Sa démission aurait dû être annoncée dans le sillage de celle de Bouteflika dont il faisait partie du cercle proche, mais le PDG de Sonatrach est toujours en poste.
Mieux, Abdelmoumène Ould Kaddour agit en faisant abstraction des événements qui secouent le pays depuis deux mois et qui pourraient déboucher sur de profonds changements politiques et économiques.
La continuité des activités de la compagnie nationale est certes vitale pour le pays, mais le bon sens aurait voulu qu’elles se limitent dans cette conjoncture de transition à la production et la commercialisation.
Une équipe dirigeante que tout donne partante au mieux dans quelques mois ne peut engager l’entreprise et tout le pays sur le long terme. Les partenaires étrangers de la compagnie ne sont pas sans savoir ce que vaudra la parole de l’actuel PDG une fois le changement survenu et c’est pourquoi on a assisté à des temporisations sur des projets à long terme immédiatement après le début de la contestation populaire.
En mars dernier, Exxon Mobil avait annoncé la suspension des discussions avec Sonatrach sur un important contrat d’investissement. Les dirigeants de la compagnie américaine avaient prophétisé le départ de Ould Kaddour « dans la minute qui suivra » celui de Bouteflika dont la chute était imminente.
Jusque-là, ils n’ont pas vu juste. Le PDG de Sonatrach est toujours en poste deux semaines après la démission du président et ne se contente pas d’expédier les affaires courantes. La semaine passée, il a procédé à la nomination d’un nouveau directeur général pour le Mouloudia d’Alger, dont Sonatrach est actionnaire majoritaire. Il aurait expliqué qu’il a été instruit « d’en haut » pour rappeler le controversé Omar Ghrib aux affaires dans un contexte de révolution populaire.
Ce mardi 16 avril, il a annoncé une autre décision aux conséquences autrement plus lourdes. A l’agence Reuters, il a déclaré que Sonatrach va tenir des discussions la semaine prochaine avec le géant pétrolier américain Chevron sur un partenariat dans la production de pétrole et de gaz de schiste. Ce dossier sensible avait été mis au tiroir alors que la situation politique du pays n’avait encore rien d’instable. C’était en 2015, lorsque le gouvernement avait dû reculer sur l’idée d’exploiter cette énergie non conventionnelle, sous la pression de la société civile.
On se demande bien pourquoi Ould Kaddour le déterre au moment où, officiellement, le pays vit une transition politique. Une telle décision, qui engage l’avenir des générations futures, ne peut être prise par le PDG de Sonatrach qui a donc dû se référer au gouvernement. Ou à d’autres parties ? Quand bien même le calendrier des discussions annoncées avec Chevron serait arrêté avant le début de la contestation populaire, il aurait été plus sage de tout ajourner, en attendant que la situation se stabilise et que de nouveaux dirigeants soient élus.

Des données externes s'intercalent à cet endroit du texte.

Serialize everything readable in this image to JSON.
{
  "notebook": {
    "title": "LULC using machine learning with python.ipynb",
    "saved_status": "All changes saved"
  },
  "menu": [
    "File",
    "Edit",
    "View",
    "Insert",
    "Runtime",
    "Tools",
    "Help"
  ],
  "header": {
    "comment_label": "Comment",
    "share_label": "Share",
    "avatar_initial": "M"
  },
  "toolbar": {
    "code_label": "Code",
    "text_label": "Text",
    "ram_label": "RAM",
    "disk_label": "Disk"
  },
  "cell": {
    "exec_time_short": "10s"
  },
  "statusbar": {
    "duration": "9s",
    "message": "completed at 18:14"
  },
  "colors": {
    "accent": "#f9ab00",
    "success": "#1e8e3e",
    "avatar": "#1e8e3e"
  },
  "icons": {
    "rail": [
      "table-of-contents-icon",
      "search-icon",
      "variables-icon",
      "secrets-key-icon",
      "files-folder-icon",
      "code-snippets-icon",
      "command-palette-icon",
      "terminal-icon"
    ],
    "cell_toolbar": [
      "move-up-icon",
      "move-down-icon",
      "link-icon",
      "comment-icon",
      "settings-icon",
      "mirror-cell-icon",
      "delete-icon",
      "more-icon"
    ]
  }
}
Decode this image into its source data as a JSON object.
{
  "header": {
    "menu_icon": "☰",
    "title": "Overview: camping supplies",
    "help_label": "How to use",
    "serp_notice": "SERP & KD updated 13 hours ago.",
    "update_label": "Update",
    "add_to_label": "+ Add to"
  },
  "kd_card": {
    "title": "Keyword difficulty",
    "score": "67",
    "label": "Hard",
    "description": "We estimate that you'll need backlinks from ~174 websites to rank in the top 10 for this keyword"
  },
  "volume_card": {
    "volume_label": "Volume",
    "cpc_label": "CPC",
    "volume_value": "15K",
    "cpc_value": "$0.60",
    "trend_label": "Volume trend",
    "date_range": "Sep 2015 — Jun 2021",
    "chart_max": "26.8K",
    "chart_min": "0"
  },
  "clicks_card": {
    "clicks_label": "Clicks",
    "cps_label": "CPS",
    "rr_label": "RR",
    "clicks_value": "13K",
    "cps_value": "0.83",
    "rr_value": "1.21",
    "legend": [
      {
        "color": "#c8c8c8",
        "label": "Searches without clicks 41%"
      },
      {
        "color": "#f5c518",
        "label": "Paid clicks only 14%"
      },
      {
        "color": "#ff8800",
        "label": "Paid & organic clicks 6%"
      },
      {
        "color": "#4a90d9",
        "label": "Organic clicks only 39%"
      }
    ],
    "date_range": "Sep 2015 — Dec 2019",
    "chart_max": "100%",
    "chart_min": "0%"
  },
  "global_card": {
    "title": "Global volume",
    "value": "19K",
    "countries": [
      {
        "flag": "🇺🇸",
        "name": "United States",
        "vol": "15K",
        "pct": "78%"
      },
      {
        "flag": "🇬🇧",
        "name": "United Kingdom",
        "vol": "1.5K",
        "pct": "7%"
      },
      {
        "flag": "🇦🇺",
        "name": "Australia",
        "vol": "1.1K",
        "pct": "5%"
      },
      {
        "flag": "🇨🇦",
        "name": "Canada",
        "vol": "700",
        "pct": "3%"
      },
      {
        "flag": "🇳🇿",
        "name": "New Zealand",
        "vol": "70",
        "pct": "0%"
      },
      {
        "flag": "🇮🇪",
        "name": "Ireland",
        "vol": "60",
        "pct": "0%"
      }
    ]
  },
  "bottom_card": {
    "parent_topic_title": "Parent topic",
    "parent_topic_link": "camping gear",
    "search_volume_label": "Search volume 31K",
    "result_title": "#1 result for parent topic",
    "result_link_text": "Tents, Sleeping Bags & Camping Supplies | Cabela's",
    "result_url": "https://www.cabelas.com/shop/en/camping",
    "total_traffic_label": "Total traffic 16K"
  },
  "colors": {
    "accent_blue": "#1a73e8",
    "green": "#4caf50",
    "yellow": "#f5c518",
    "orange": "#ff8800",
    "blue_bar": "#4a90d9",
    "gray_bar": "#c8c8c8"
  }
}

Pourquoi cet empressement qui risque de mettre le futur gouvernement devant une situation de fait accompli, notamment si les discussions venaient à être conclues par un accord ?
Si dans la banale affaire Ghrib, Ould Kaddour avait reconnu qu’il avait agi sur injonction, il va sans dire qu’il ne peut avoir agi seul dans cette histoire de gaz de schiste. Qui, alors, chercherait à léguer aux futurs dirigeants du pays un autre cadeau empoisonné ?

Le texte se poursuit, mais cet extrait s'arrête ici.